Have you cleaned the lens with a Q-tip and a little Windex or rubbing alcohol recently?
Don’t know if that’s the issue, but a dirty or smudged lens will reflect ambient light and make photos look really washed out.
Based on the exif it’s a metering or aperture problem.
The outside exposure was 1/333s at f/2.8, 100 ISO. That’s overexposed by about 3 stops - at f/2.8 the shutter speed ought to have been more like 1/3200s on a sunny day, not 1/333. I don’t think your camera’s shutter speed goes that high, so it should have closed down the aperture much smaller than f/2.8.
…and the aperture is at 2.8 both indoors and outdoors: it looks like the camera is stuck on that aperture.
The “ghosting” looks to be light reflected off the glass table top onto the wall. Same for the right side of the cabinet, reflecting off the TV.
Thanks for taking the time to look at the photos. So I guess there is no DIY fix for this. I am assuming it is a mechanical problem by your use of the term “stuck”. I hate to sound so anal about this issue, it has always bothered me to throw away useful items without attempting to find a fix.
It’s likely that the lens aperture is physically stuck, though it could also be an electronic problem preventing the camera from telling it to move. Either way it amounts to the same result.
It’s no longer a useful item. Throw it away.
…to be honest: my recommendation would be to bang it hard on something.
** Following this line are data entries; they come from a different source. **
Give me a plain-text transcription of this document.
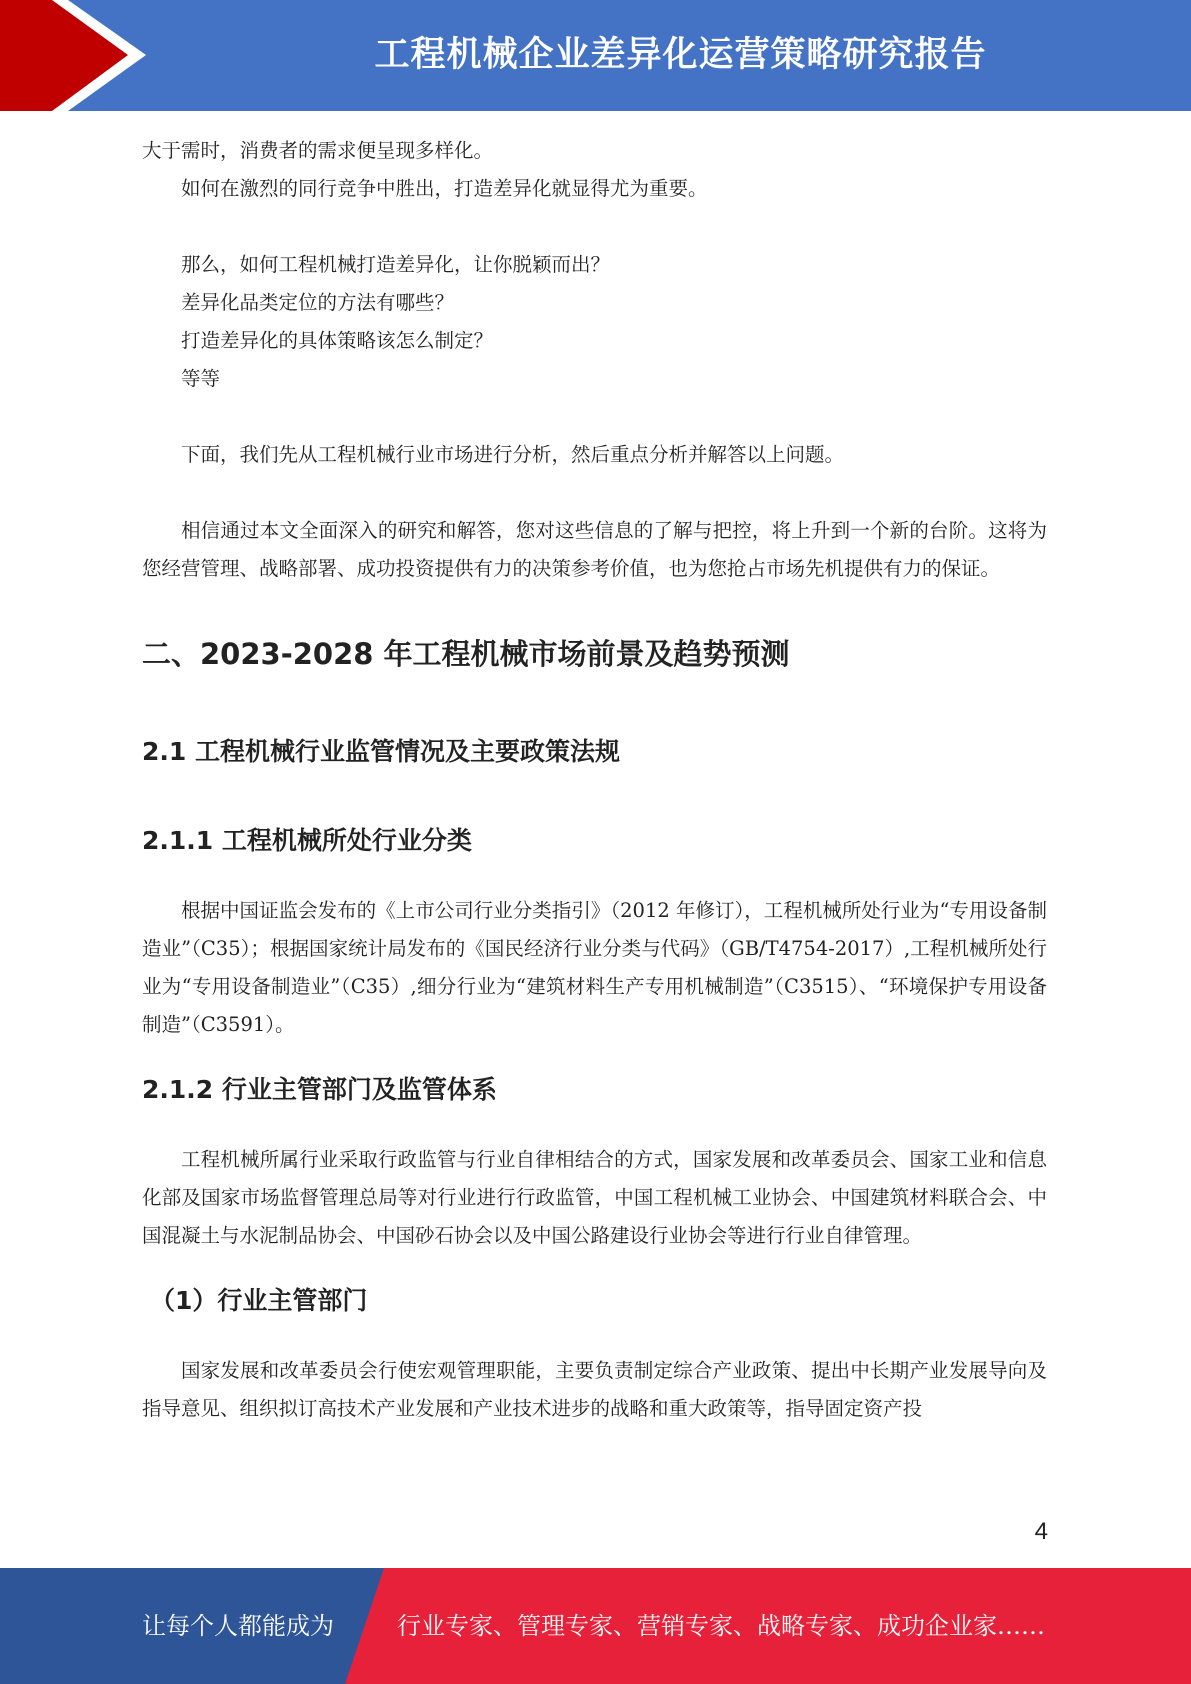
工程机械企业差异化运营策略研究报告

大于需时，消费者的需求便呈现多样化。

如何在激烈的同行竞争中胜出，打造差异化就显得尤为重要。

那么，如何工程机械打造差异化，让你脱颖而出？

差异化品类定位的方法有哪些？

打造差异化的具体策略该怎么制定？

等等

下面，我们先从工程机械行业市场进行分析，然后重点分析并解答以上问题。

相信通过本文全面深入的研究和解答，您对这些信息的了解与把控，将上升到一个新的台阶。这将为您经营管理、战略部署、成功投资提供有力的决策参考价值，也为您抢占市场先机提供有力的保证。

二、2023-2028 年工程机械市场前景及趋势预测
2.1 工程机械行业监管情况及主要政策法规
2.1.1 工程机械所处行业分类

根据中国证监会发布的《上市公司行业分类指引》（2012 年修订），工程机械所处行业为“专用设备制造业”（C35）；根据国家统计局发布的《国民经济行业分类与代码》（GB/T4754-2017）,工程机械所处行业为“专用设备制造业”（C35）,细分行业为“建筑材料生产专用机械制造”（C3515）、“环境保护专用设备制造”（C3591）。

2.1.2 行业主管部门及监管体系

工程机械所属行业采取行政监管与行业自律相结合的方式，国家发展和改革委员会、国家工业和信息化部及国家市场监督管理总局等对行业进行行政监管，中国工程机械工业协会、中国建筑材料联合会、中国混凝土与水泥制品协会、中国砂石协会以及中国公路建设行业协会等进行行业自律管理。

（1）行业主管部门

国家发展和改革委员会行使宏观管理职能，主要负责制定综合产业政策、提出中长期产业发展导向及指导意见、组织拟订高技术产业发展和产业技术进步的战略和重大政策等，指导固定资产投

4
让每个人都能成为	行业专家、管理专家、营销专家、战略专家、成功企业家……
One of either three things will happen: either nothing will happen at all, or you will bang it hard enough to change the aperture, or you will break the camera further. And as it is already broken, what do you have to loose? And of course, I’m curious to see the results!
But seriously, unless you want to spend a bit of money on it, I’d say your camera is dead. There are a few people discussing a stuck aperture in this thread:
http://www.digitalcamera-hq.com/products/kodak-easyshare-ls443
and some other people having problems:
http://www.dcresource.com/forums/archive/index.php/t-1076.html
I just noticed that on the first link, the first comment used the “fonzie fix”, and it worked! So if you are considering throwing it out, give it a bang before you do!
!
Good old Percussive Maintenance!
Well, I am planning on sending it to the great beyond this weekend, so what the hell. I will attempt the “fonzie” fix and see what happens. Follow up post in a few days.
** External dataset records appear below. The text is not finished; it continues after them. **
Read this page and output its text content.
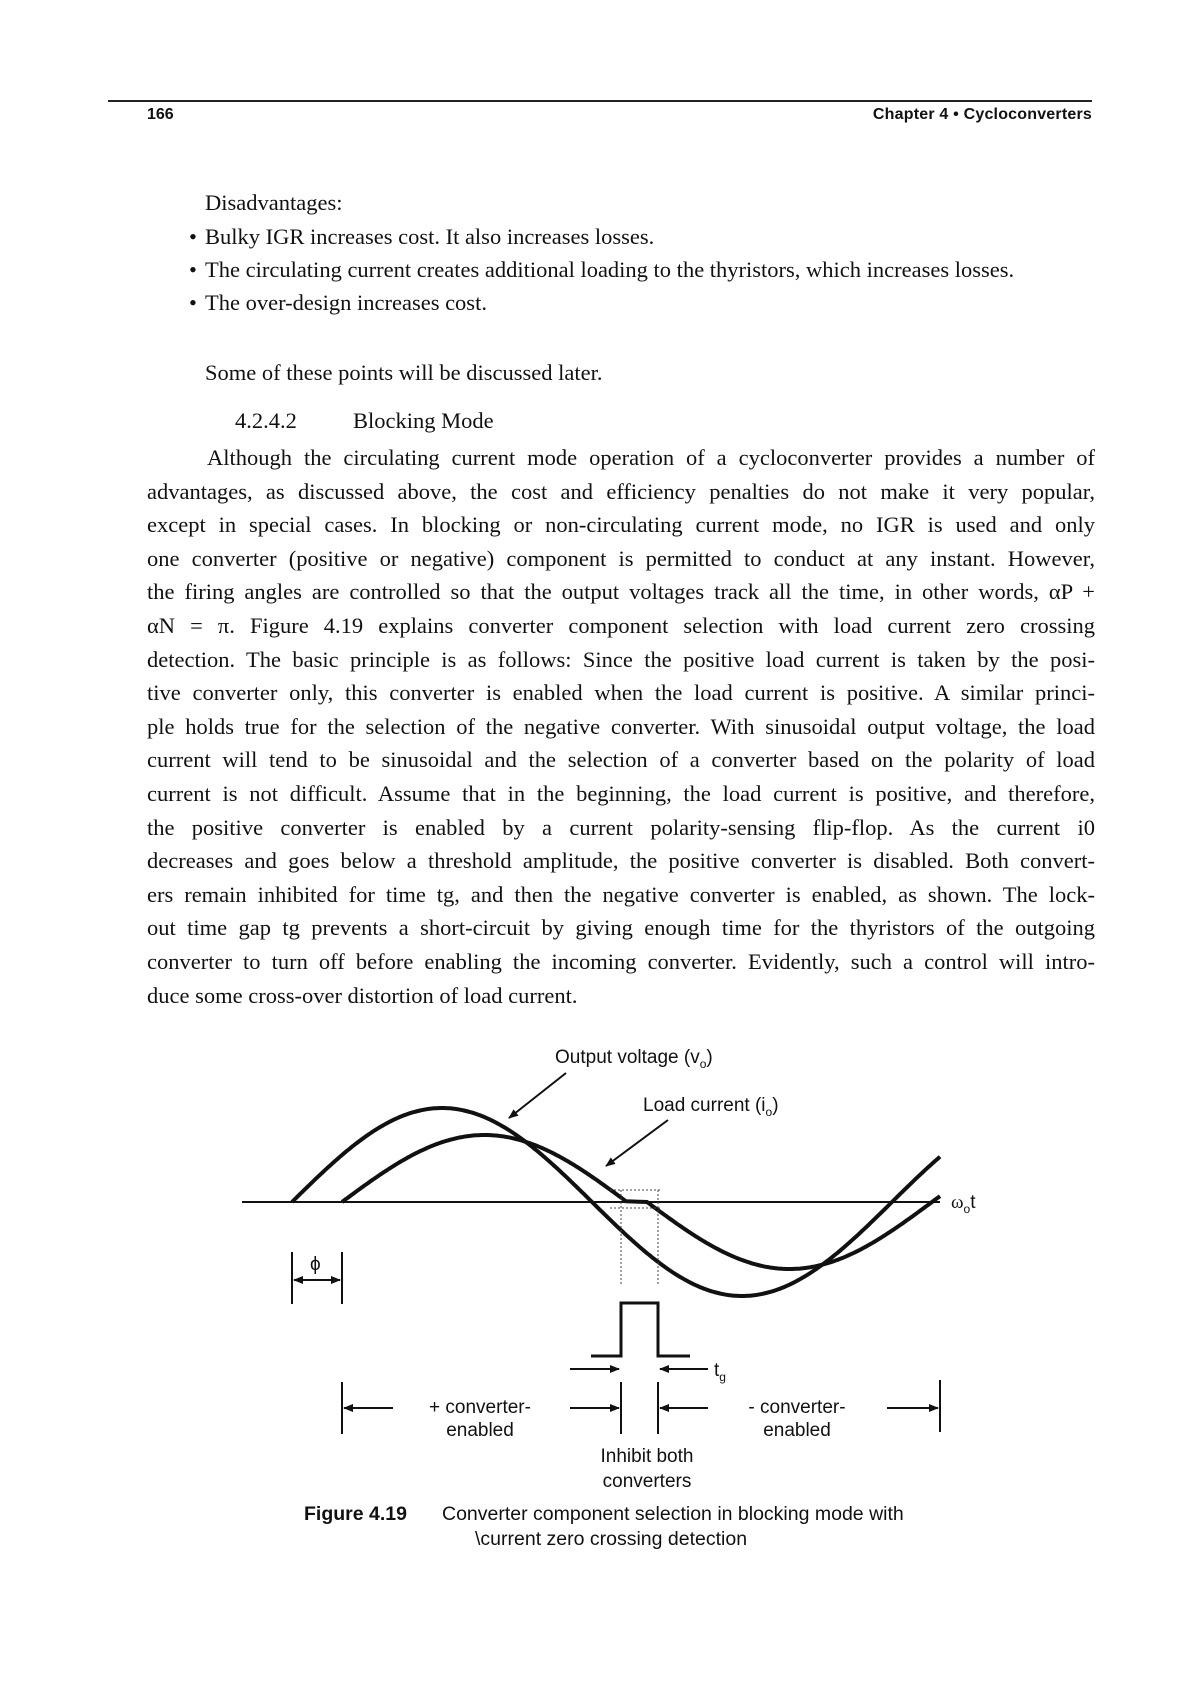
166	Chapter 4 • Cycloconverters
Disadvantages:
• Bulky IGR increases cost. It also increases losses.
• The circulating current creates additional loading to the thyristors, which increases losses.
• The over-design increases cost.
Some of these points will be discussed later.
4.2.4.2 Blocking Mode
Although the circulating current mode operation of a cycloconverter provides a number of
advantages, as discussed above, the cost and efficiency penalties do not make it very popular,
except in special cases. In blocking or non-circulating current mode, no IGR is used and only
one converter (positive or negative) component is permitted to conduct at any instant. However,
the firing angles are controlled so that the output voltages track all the time, in other words, αP +
αN = π. Figure 4.19 explains converter component selection with load current zero crossing
detection. The basic principle is as follows: Since the positive load current is taken by the posi-
tive converter only, this converter is enabled when the load current is positive. A similar princi-
ple holds true for the selection of the negative converter. With sinusoidal output voltage, the load
current will tend to be sinusoidal and the selection of a converter based on the polarity of load
current is not difficult. Assume that in the beginning, the load current is positive, and therefore,
the positive converter is enabled by a current polarity-sensing flip-flop. As the current i0
decreases and goes below a threshold amplitude, the positive converter is disabled. Both convert-
ers remain inhibited for time tg, and then the negative converter is enabled, as shown. The lock-
out time gap tg prevents a short-circuit by giving enough time for the thyristors of the outgoing
converter to turn off before enabling the incoming converter. Evidently, such a control will intro-
duce some cross-over distortion of load current.
Output voltage $(v_o)$
Load current $(i_o)$
$\omega_ot$
ϕ
$t_g$
+ converter-
enabled
- converter-
enabled
Inhibit both
converters
Figure 4.19 Converter component selection in blocking mode with
\current zero crossing detection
And just to clear my name, as I said before I am not cheap. I just hate seeing everything so disposable today. Even items such as cars, so many items on a car are not repairable any longer, just toss the part and buy a new one.
Yeah, most of the signs point to it being a mechanical problem with the aperture not stopping down. I’m actually a little surprised that it didn’t report the aperture as f/5.6 or whatever the correct exposure would have been, because I would have assumed there’s no actual feedback from the physical mechanism reporting back to the EXIF metadata what the aperture actually is, rather than what it should be. What I mean is, if the camera’s computer calculates 1/350 @ f/6.3, then sends a message to the stop down to f/6.3, I would have thought f/6.3 gets recorded in the EXIF instead of there being a message sent back from the aperture mechanism saying it only stopped down to f/2.8, and was kept there. So what I expected to see is EXIF that says 1/350 @ f/6.3 with a picture that’s obvious overexposed. Apparently, my assumption was incorrect. I do know that with my Nikon D3, it will report the aperture as f/0 if there is any problem, so maybe these old compacts work in a similar way.